THEY may not grab the headlines or feature in the ad break at half time but small and medium enterprises (SMEs) are crucial to the UK’s prospects. They are the lifeblood of our economy; employing millions and generating billions of pounds while providing a huge array of services across Sussex from construction to chocolate making.
SMEs are at the cutting edge in fields from fashion to IT and their fast paced innovation and creative thinking will be vital if we are to secure the return to growth and prosperity the UK needs. In the South East we have 745,000 (second only to London) small and medium enterprises; they are the driving force behind the region’s success.
But the Government’s flagship schemes are failing them. The economy is back in recession and bank lending to SMEs has fallen off a cliff. The Bank of England’s latest report stated lending has been falling since late 2009. The market is dysfunctional and this is the time when Government should step in, plug the gap and support small business.
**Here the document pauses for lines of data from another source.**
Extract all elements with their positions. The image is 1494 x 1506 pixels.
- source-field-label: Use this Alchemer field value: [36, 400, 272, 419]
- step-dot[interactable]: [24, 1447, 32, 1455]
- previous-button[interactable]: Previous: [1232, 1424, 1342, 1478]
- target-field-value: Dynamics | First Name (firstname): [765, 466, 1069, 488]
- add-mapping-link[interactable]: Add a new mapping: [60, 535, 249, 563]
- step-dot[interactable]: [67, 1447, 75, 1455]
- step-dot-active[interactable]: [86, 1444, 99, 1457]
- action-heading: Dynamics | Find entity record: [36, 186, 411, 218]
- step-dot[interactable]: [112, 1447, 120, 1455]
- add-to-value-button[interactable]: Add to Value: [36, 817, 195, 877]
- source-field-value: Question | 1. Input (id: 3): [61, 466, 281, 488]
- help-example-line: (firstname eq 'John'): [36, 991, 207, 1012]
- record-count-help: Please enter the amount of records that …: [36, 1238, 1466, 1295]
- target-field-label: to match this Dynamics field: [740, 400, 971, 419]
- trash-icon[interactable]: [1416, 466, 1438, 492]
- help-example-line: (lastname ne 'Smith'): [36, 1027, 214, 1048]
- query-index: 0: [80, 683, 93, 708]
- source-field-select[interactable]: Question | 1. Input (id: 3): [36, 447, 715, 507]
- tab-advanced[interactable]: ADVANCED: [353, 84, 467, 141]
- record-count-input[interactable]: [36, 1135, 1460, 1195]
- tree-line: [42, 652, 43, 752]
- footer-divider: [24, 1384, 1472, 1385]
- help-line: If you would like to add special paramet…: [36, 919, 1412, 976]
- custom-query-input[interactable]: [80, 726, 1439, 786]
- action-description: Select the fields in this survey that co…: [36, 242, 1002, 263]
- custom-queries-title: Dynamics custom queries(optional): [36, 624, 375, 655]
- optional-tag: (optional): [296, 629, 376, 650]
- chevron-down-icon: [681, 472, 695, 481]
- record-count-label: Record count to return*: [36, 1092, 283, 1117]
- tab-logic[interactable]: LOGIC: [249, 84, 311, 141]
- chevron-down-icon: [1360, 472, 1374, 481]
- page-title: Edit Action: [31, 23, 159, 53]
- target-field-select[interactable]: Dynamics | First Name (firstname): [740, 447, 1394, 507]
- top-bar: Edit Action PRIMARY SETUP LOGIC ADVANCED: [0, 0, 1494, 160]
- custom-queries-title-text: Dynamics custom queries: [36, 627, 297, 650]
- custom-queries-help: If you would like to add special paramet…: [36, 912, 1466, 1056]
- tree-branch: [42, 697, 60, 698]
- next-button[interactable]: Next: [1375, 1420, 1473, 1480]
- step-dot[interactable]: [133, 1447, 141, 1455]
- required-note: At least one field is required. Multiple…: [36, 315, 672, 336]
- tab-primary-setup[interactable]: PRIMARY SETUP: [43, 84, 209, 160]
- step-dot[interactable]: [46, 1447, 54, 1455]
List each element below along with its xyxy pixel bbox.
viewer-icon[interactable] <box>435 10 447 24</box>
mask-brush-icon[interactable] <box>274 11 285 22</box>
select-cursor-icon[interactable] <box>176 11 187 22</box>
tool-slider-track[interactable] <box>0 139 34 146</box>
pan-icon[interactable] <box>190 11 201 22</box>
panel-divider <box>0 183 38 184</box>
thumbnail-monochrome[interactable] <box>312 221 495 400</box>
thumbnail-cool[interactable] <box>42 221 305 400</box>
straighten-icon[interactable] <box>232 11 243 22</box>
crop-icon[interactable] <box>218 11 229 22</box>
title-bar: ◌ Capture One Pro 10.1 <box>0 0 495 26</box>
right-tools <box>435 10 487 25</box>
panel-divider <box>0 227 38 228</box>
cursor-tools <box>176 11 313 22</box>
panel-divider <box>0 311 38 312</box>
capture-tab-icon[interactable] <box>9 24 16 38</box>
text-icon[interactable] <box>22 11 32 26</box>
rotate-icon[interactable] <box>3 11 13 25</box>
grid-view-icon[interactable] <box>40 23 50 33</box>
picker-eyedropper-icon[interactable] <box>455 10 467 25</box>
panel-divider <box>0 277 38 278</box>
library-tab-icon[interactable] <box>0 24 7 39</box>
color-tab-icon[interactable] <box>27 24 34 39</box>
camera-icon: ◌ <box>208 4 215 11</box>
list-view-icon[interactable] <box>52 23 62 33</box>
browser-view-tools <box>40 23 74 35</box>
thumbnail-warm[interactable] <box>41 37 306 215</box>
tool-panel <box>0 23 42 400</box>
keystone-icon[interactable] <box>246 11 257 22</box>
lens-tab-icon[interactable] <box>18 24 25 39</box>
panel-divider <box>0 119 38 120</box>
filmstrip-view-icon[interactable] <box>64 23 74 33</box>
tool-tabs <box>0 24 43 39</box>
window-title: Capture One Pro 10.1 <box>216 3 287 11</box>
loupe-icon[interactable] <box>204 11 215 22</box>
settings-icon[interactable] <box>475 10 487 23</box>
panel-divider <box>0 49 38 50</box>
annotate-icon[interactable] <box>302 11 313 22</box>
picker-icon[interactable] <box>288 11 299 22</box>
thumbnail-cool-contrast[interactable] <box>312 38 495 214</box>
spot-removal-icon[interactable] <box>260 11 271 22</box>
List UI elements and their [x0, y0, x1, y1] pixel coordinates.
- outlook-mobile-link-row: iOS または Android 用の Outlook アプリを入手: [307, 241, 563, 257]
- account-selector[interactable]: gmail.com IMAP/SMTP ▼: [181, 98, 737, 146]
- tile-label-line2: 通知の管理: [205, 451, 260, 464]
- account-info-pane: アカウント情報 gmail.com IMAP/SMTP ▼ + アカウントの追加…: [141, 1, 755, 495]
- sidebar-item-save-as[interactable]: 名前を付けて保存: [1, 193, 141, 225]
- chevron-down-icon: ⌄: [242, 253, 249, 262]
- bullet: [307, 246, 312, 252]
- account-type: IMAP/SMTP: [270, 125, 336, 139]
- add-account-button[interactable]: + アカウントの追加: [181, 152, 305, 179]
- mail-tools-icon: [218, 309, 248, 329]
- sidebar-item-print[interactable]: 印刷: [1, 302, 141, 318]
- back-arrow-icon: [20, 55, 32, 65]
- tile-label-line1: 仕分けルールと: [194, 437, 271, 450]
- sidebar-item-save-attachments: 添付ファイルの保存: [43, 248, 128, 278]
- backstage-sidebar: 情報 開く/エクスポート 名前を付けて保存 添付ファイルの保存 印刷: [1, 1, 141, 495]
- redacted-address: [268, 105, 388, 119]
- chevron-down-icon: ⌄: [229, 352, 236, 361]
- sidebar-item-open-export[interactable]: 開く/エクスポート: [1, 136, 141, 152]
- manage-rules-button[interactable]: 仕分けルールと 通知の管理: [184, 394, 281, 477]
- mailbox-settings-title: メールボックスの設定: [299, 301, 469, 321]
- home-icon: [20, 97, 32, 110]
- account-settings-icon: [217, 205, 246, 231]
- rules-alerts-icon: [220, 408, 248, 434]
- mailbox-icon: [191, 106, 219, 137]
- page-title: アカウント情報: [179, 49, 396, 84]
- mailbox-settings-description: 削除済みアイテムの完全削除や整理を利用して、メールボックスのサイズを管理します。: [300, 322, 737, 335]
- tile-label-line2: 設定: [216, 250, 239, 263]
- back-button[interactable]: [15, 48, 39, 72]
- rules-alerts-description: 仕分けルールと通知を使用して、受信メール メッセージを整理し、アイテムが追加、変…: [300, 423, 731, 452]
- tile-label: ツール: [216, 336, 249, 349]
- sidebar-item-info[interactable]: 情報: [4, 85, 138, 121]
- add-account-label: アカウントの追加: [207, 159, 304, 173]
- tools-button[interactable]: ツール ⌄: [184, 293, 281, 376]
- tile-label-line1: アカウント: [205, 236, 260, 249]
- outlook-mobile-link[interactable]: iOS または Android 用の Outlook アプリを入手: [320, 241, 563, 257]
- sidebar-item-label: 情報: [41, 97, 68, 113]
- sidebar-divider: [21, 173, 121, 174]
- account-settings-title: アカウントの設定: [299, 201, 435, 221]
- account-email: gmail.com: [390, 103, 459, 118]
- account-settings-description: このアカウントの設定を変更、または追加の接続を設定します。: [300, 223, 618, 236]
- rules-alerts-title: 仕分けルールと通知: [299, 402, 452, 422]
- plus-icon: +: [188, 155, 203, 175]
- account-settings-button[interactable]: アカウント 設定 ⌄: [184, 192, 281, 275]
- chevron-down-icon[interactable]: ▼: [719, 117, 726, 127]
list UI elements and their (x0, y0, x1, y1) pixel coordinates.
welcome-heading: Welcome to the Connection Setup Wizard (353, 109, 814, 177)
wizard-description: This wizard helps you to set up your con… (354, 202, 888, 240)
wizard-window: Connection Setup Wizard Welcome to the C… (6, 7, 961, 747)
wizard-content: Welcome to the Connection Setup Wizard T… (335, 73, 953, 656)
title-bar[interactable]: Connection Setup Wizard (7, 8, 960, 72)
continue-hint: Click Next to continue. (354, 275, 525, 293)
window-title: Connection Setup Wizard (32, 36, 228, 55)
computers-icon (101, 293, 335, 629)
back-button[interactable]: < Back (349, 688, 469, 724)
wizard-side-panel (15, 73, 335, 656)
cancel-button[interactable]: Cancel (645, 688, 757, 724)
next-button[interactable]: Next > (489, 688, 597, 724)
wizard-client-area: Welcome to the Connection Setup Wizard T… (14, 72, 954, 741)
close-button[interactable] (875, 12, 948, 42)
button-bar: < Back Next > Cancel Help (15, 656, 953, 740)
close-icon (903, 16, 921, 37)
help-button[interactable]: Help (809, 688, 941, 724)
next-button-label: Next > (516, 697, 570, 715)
But they are not doing it. The long standing Enterprise Finance Guarantee scheme has stalled with the value of loans offered dropping from £218m in July-September 2009 to £78m in October-December 2012.
George Osborne is now trumpeting a new project; the National Loan Guarantee Scheme. But before it’s even got off the ground serious questions are being asked about whether or not it will be able to deliver.
Steve Hughes of the British Chambers of Commerce even went so far as to say that the scheme would have “little impact” and not be of “material benefit” with the primary outcome being cheaper loans for businesses that could already access finance.
A Treasury committee report said that the National Loan Guarantee Scheme “was not designed to solve the problem that many SMEs who may be reasonable credit risks are unable to access bank funding at all in the current unusual market conditions.”
In short it does little to address the fundamental problems that beset small business. The new support is to be welcomed but unless the Government smooths access and gets to grip with the dysfunctions of the market then its impact will be limited.
Existing finance schemes and new ones alike must be made more flexible and speedier. A huge strength of the SME sector is its variety and fleet footedness - that must be reflected in lending programmes.
If the UK recovers from its current economic slump it will be because small businesses in Sussex and beyond are leading the charge. From political support to accessible finance we must do everything we can to give them the best possible chance.